Series three saw the future predators appear several times. They made brief appearances in both episode one (when they appear in the future and attack some soldiers) and episode four (when one is depicted being experimented on) before making a major return in episode eight. Episode eight saw main characters Danny Quinn (Jason Flemyng), Captain Becker (Ben Mansfield), Connor Temple (Andrew-Lee Potts) and Abby Maitland (Hannah Spearritt) step through an anomaly into the future, where they encounter numerous future predators in the ruins of a city. The future predators also made brief appearances in both episode nine and ten (the finale). After being absent throughout series four, the future predators made their last return in episode six (the finale) of series 5, which sees an incursion from mutated future predators from a future where the organization New Dawn has managed to reduce the Earth to a dying wasteland.

== Reception ==
The future predators have been described as an iconic creature of the series. Their ability to move and kill without being seen has been described as "almost supernatural". Their appearance in Primeval marked a turning point in the series since they were the first non-prehistoric creature to appear in the programme. The storyline accompanying the creature's first appearance was also strikingly different, exploring temporal paradoxes and the impact changing the past could have on the present. In later series of Primeval, further future creatures would also be introduced. The introductory episode of the future predator was ranked as the fourth best episode of the entire series by Philip Lickley of Den of Geek in 2012 and David Selby of CultFix ranked the future predator as the best creature of the series in 2013.

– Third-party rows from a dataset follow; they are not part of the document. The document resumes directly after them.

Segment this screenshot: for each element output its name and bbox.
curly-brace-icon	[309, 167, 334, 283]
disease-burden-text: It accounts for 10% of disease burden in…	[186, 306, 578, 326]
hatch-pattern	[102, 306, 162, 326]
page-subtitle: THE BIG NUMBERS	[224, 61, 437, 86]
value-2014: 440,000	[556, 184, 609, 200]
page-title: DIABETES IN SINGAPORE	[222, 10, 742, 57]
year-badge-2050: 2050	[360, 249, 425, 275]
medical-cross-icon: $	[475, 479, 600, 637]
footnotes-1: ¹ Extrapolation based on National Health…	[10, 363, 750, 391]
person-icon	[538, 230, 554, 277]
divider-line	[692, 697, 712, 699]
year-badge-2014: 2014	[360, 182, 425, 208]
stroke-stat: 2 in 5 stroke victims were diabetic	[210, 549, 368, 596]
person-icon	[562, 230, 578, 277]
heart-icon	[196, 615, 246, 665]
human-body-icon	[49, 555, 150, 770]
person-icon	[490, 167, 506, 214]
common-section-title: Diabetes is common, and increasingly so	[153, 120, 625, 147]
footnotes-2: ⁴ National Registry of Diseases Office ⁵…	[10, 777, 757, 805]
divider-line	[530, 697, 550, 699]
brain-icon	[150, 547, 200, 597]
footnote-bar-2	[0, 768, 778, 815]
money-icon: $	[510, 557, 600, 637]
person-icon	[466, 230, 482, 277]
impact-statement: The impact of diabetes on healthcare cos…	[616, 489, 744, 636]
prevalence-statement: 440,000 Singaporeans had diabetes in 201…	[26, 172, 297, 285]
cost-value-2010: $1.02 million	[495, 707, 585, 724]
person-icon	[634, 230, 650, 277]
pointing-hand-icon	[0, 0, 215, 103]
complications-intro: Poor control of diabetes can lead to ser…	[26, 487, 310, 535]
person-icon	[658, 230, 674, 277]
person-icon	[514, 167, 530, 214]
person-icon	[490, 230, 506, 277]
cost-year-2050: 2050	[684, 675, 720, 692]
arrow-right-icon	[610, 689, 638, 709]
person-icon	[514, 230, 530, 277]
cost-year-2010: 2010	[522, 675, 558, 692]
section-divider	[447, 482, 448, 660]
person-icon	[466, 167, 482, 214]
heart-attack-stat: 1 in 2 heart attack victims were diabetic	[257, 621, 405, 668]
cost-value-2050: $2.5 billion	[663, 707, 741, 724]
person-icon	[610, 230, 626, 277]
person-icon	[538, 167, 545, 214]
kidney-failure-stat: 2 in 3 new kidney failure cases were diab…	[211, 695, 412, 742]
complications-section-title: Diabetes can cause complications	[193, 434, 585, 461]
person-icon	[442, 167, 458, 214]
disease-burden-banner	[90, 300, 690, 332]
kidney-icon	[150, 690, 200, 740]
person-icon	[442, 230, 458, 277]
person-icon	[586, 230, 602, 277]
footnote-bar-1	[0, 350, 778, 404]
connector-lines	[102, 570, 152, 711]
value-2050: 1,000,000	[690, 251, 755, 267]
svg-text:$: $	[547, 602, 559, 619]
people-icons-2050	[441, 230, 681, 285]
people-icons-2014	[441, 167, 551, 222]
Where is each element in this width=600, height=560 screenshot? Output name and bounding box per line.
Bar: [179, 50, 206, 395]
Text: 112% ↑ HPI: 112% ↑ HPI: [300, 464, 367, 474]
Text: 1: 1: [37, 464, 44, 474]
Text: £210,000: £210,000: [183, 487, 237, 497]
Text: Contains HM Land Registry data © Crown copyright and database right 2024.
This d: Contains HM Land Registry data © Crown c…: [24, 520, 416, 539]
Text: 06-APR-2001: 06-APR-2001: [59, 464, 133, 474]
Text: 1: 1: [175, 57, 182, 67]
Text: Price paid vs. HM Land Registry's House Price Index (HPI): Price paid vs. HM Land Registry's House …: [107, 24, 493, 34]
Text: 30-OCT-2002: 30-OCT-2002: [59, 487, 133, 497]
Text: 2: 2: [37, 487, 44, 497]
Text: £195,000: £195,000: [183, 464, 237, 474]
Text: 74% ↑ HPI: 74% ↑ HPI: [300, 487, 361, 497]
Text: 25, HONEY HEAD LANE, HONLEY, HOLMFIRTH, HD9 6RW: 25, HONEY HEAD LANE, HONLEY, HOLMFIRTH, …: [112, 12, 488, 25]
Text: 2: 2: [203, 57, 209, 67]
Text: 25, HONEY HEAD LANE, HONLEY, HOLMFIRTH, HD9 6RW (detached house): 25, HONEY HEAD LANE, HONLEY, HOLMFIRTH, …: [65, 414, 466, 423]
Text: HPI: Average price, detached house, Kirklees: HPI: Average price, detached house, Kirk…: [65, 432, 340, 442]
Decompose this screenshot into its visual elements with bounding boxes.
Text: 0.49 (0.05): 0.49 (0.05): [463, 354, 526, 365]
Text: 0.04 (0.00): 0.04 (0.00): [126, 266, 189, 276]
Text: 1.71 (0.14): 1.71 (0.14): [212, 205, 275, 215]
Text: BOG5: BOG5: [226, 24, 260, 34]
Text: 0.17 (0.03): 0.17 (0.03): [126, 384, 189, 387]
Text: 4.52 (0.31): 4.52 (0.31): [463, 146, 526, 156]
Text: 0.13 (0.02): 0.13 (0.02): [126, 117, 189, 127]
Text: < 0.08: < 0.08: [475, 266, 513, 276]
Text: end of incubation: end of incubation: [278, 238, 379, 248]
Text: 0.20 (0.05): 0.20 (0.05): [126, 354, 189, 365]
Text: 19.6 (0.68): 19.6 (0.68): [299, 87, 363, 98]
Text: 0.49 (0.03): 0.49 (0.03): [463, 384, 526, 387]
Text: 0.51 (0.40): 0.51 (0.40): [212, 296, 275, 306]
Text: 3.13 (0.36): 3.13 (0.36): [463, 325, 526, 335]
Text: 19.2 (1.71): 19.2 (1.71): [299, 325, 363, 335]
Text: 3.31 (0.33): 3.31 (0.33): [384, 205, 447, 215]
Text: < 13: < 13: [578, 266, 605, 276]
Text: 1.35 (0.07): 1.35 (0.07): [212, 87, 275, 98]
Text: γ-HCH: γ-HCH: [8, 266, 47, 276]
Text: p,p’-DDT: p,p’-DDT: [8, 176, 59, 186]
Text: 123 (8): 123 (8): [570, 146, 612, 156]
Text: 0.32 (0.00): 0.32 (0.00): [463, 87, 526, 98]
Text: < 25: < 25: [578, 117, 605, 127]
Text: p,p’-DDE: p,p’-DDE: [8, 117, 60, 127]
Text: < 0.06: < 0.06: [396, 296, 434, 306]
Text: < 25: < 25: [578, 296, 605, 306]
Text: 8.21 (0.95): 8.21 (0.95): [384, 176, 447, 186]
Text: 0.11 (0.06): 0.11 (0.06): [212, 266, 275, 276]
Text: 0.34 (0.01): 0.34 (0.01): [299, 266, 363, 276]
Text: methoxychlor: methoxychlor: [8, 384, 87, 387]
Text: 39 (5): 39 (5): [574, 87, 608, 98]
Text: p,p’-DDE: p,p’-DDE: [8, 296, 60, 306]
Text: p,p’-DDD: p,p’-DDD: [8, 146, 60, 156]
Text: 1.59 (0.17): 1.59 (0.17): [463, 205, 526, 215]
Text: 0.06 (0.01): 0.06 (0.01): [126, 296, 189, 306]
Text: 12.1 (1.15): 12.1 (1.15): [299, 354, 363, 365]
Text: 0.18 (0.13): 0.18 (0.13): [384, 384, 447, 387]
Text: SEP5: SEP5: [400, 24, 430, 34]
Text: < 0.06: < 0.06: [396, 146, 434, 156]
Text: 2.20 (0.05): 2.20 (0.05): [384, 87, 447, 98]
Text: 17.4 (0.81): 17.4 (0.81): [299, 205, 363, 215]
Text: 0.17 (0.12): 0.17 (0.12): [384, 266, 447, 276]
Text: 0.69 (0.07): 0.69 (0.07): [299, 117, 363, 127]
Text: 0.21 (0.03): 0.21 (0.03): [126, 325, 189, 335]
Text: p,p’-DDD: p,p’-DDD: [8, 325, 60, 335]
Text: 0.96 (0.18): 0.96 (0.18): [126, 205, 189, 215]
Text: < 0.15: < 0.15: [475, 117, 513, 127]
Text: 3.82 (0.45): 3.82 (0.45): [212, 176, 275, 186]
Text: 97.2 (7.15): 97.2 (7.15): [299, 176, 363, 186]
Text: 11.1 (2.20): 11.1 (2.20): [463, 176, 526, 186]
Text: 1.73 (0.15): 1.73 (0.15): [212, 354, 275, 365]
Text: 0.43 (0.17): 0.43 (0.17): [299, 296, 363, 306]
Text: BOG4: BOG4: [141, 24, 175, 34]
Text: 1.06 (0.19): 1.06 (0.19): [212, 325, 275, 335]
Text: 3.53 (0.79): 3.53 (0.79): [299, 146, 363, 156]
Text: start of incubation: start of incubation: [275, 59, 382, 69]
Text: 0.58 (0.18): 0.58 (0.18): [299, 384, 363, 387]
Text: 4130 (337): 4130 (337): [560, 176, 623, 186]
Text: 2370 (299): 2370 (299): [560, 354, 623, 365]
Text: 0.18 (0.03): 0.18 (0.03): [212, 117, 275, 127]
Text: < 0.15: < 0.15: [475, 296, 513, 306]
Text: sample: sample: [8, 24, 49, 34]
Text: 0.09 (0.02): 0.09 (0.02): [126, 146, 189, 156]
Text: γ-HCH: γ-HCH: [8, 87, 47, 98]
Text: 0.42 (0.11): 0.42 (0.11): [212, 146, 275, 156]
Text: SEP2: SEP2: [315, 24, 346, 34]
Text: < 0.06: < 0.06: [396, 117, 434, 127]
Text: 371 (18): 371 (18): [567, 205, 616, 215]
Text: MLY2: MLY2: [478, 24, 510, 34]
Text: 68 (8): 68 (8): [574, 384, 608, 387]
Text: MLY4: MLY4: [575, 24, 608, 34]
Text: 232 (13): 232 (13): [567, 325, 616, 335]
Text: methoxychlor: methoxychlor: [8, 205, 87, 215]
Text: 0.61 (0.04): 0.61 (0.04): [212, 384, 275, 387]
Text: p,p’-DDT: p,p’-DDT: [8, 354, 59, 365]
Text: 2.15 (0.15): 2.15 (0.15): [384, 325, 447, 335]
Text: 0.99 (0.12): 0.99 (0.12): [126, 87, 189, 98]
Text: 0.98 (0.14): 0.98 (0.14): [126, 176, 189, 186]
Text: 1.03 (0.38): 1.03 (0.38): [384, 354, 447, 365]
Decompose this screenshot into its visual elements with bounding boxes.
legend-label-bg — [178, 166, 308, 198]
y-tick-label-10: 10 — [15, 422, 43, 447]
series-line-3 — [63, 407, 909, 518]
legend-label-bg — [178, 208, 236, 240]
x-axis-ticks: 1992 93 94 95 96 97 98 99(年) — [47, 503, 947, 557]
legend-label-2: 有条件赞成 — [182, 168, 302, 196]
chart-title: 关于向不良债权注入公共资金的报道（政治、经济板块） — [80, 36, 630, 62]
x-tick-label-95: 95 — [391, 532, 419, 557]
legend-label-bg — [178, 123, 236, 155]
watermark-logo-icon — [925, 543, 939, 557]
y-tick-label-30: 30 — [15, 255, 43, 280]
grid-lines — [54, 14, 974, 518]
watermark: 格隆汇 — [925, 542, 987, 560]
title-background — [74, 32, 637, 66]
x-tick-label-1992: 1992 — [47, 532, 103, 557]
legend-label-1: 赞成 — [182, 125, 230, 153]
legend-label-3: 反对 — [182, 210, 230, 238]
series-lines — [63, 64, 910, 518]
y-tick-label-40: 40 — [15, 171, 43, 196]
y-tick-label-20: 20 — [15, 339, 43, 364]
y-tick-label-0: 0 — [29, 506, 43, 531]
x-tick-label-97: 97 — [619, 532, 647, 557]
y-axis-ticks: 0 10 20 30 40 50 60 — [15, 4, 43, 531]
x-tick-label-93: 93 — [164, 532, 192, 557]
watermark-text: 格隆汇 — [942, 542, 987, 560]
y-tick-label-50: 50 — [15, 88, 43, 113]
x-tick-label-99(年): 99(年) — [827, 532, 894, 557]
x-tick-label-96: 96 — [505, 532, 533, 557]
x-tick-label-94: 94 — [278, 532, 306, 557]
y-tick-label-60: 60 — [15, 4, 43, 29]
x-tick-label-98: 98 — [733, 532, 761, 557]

Some commentators have referred to the future predators, on account of their repeated appearances in the series and how difficult they are to deal with, as the Daleks of Primeval. Andrew-Lee Potts, who starred in Primeval, thought the future predator was one of the standout creatures in the series. Potts also compared the predator to the Daleks, though noted that the predators could "move a hell of a lot faster", and saw it as a creature straight out of a horror film. Douglas Henshall, who also starred in the series, likewise found the design to be "terrific", particularly since he felt it could actually be a proper animal. The palaeontologist Darren Naish praised the design of the future predator in a 2012 article for successfully incorporating numerous bat-like qualities despite its weird appearance, size and lack of flight, such as how the creature runs in a similar way to a vampire bat.

The future predators have been compared to the Death Angels featured in the 2018 post-apocalyptic horror film A Quiet Place, though it is not known whether the designers for that film drew on the future predators for inspiration.